The How of Forgiveness | Philemon 8-20
Dr. Alan Brumback   -  

Have you ever heard of a “Spite House?” A spite house is one that is built with the sole intention of irritating your neighbor as an act of revenge. They are found all over the world and are built on anger to block views, limit access or create an eye sore. In the 1970s, there was a millionaire landowner in Chicago that had a small piece of land between two complexes. It was only 5 yards wide. There was nothing you can do to develop it, so he went to one of the neighbors and offered to sell it to them to give them more space. The neighbor insulted him and offered him pennies on the dollar. He was upset, went to the other neighbor with the same offer, and that neighbor offered him less than the other guy. The man was so offended, so he researched what was legal to build and built a tiny house between them. He moved into it and lived there until he died all out of spite. We live in a world of spite, anger and unforgiveness, always living in a chronic state of tit for tat. Unforgiveness is one of the most powerful, effective forms of bondage in a person’s life. Some of you have been hurt badly by a spouse, a friend, a pastor, a church member, a co-worker, a relative, or a stranger and you are locked in the prison of unforgiveness, a spite house, that you have built on the lies of the enemy.
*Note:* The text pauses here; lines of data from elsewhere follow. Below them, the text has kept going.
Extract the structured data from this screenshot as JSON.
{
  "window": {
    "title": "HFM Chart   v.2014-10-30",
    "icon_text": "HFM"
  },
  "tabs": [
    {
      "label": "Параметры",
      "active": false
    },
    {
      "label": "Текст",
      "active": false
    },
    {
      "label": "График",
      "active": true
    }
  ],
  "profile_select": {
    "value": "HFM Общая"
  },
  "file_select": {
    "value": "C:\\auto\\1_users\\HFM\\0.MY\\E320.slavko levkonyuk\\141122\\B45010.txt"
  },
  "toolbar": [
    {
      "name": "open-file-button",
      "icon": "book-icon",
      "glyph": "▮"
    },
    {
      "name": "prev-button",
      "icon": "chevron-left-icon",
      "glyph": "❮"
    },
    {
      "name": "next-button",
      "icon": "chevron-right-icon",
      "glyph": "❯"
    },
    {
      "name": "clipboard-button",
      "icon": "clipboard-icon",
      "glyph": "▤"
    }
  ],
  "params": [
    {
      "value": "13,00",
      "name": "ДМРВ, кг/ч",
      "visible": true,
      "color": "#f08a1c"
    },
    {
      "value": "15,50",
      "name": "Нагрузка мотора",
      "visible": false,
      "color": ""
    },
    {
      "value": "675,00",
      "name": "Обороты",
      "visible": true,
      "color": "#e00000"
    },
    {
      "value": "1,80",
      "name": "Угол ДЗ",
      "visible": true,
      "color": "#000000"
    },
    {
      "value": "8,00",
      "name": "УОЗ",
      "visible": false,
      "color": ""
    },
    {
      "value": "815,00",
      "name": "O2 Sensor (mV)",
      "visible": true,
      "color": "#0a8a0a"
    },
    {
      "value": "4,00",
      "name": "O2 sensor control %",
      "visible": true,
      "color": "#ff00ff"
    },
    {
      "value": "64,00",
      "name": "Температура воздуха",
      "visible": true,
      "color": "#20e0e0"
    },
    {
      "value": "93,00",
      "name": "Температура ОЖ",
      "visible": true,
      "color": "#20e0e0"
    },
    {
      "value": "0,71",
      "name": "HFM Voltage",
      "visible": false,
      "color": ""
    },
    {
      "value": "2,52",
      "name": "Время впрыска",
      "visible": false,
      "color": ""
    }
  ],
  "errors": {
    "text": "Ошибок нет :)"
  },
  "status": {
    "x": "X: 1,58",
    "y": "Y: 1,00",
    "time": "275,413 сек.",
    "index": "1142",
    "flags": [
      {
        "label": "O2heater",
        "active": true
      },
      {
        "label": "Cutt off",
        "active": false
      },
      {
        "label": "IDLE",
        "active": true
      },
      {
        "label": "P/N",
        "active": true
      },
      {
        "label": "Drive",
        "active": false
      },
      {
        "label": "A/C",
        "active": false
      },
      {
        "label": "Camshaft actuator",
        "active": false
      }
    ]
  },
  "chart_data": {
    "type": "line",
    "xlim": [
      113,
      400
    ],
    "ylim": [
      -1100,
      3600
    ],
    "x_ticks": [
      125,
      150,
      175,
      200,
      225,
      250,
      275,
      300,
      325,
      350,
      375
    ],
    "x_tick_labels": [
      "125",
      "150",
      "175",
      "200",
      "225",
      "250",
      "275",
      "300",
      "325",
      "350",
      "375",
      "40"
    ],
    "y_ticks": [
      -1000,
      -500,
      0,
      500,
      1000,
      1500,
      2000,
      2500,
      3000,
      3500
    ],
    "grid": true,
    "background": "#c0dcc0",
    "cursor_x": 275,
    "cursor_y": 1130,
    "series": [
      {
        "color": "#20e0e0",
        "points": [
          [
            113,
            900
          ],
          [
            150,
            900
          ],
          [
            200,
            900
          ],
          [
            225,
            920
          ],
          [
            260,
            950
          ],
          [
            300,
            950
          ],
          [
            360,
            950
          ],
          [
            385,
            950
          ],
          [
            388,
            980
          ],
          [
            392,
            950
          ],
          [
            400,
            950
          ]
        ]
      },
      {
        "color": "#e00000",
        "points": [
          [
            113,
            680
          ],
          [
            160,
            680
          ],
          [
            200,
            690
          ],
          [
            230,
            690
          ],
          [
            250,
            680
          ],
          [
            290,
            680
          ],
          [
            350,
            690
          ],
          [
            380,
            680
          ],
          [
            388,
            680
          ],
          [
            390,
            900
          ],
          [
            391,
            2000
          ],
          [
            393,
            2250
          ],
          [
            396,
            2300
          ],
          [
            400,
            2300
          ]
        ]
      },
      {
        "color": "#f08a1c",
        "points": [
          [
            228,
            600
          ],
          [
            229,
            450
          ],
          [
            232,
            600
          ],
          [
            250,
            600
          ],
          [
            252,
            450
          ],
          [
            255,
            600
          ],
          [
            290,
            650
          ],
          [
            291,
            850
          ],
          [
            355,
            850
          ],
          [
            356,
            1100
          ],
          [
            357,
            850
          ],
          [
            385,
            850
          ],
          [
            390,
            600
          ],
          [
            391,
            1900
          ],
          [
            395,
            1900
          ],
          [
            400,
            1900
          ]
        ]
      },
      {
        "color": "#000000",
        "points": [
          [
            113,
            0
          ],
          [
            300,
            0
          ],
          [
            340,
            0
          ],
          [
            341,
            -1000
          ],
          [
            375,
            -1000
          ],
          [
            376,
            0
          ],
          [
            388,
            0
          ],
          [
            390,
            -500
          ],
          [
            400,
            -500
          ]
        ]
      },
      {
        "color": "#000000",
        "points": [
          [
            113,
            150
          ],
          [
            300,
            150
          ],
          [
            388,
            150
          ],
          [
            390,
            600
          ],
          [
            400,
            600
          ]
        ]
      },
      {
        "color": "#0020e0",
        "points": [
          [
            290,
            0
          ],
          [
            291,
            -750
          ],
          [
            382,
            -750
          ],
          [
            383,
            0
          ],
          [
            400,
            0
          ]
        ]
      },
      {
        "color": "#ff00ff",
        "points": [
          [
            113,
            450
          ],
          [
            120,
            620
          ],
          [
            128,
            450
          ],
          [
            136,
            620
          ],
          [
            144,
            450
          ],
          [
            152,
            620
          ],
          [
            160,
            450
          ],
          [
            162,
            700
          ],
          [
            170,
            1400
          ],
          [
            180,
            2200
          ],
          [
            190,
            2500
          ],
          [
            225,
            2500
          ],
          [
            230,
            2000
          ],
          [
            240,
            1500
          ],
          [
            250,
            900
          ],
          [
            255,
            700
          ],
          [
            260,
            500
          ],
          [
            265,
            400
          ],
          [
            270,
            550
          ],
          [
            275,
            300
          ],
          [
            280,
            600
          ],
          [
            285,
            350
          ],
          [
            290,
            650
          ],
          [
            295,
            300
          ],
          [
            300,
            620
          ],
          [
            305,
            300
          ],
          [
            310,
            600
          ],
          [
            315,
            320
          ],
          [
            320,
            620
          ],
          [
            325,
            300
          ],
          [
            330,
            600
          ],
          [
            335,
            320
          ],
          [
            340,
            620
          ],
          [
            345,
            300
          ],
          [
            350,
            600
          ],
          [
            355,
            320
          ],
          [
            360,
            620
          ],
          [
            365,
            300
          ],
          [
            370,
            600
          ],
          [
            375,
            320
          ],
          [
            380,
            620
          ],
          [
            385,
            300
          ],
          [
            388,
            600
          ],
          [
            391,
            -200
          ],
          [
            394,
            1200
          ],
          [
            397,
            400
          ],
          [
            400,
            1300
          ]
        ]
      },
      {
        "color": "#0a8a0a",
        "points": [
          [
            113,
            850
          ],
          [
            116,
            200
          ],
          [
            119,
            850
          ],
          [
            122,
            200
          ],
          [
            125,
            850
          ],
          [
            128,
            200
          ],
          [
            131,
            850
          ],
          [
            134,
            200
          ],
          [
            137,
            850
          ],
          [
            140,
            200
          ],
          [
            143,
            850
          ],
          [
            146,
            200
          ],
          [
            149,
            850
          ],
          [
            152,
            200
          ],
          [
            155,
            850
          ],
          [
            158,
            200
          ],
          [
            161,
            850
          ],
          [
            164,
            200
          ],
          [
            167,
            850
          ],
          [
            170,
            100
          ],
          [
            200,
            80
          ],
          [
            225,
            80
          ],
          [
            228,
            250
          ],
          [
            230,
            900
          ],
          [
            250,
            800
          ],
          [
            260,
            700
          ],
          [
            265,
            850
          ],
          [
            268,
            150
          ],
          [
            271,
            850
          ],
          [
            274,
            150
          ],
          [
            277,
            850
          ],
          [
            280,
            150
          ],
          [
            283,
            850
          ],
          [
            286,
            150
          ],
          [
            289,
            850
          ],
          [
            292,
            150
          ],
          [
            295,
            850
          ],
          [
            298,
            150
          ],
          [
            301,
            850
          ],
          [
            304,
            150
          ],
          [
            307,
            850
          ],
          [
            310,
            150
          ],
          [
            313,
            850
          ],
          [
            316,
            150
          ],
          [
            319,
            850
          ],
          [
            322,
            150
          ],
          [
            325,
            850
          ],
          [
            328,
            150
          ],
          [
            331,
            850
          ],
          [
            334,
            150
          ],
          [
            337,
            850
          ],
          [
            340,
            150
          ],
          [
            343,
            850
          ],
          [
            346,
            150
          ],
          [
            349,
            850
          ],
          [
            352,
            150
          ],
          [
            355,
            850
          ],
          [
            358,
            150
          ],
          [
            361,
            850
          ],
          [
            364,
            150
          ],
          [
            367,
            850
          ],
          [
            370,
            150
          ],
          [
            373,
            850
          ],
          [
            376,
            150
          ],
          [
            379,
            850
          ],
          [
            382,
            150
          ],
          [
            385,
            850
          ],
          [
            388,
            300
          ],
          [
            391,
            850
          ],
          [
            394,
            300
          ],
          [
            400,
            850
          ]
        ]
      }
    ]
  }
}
No one goes through life without being hurt by someone. It is not if I am hurt, but how do I (as a Christian) deal with the hurt when I am hurting so that I don’t hurt anymore?

The book of Philemon is a personal letter written by Paul while in prison in Rome around 60-61 AD; it was sent with the letter to the Colossians to deal with a personal matter. It is one of the shortest books of the Bible (335 words) and often overlooked and under-appreciated, yet it teaches us the theology of conflict resolution and forgiveness. Paul never uses the word, “forgive” but it is found all over. Philemon is a test case on the transforming power of the gospel in our relationships with others especially those who have wronged us. This book teaches us: why we can forgive, how we can forgive and what is the goal of our forgiveness. We can learn how to forgive others when we see that forgiveness is a decision that refuses to seek revenge and remembers that we forgave.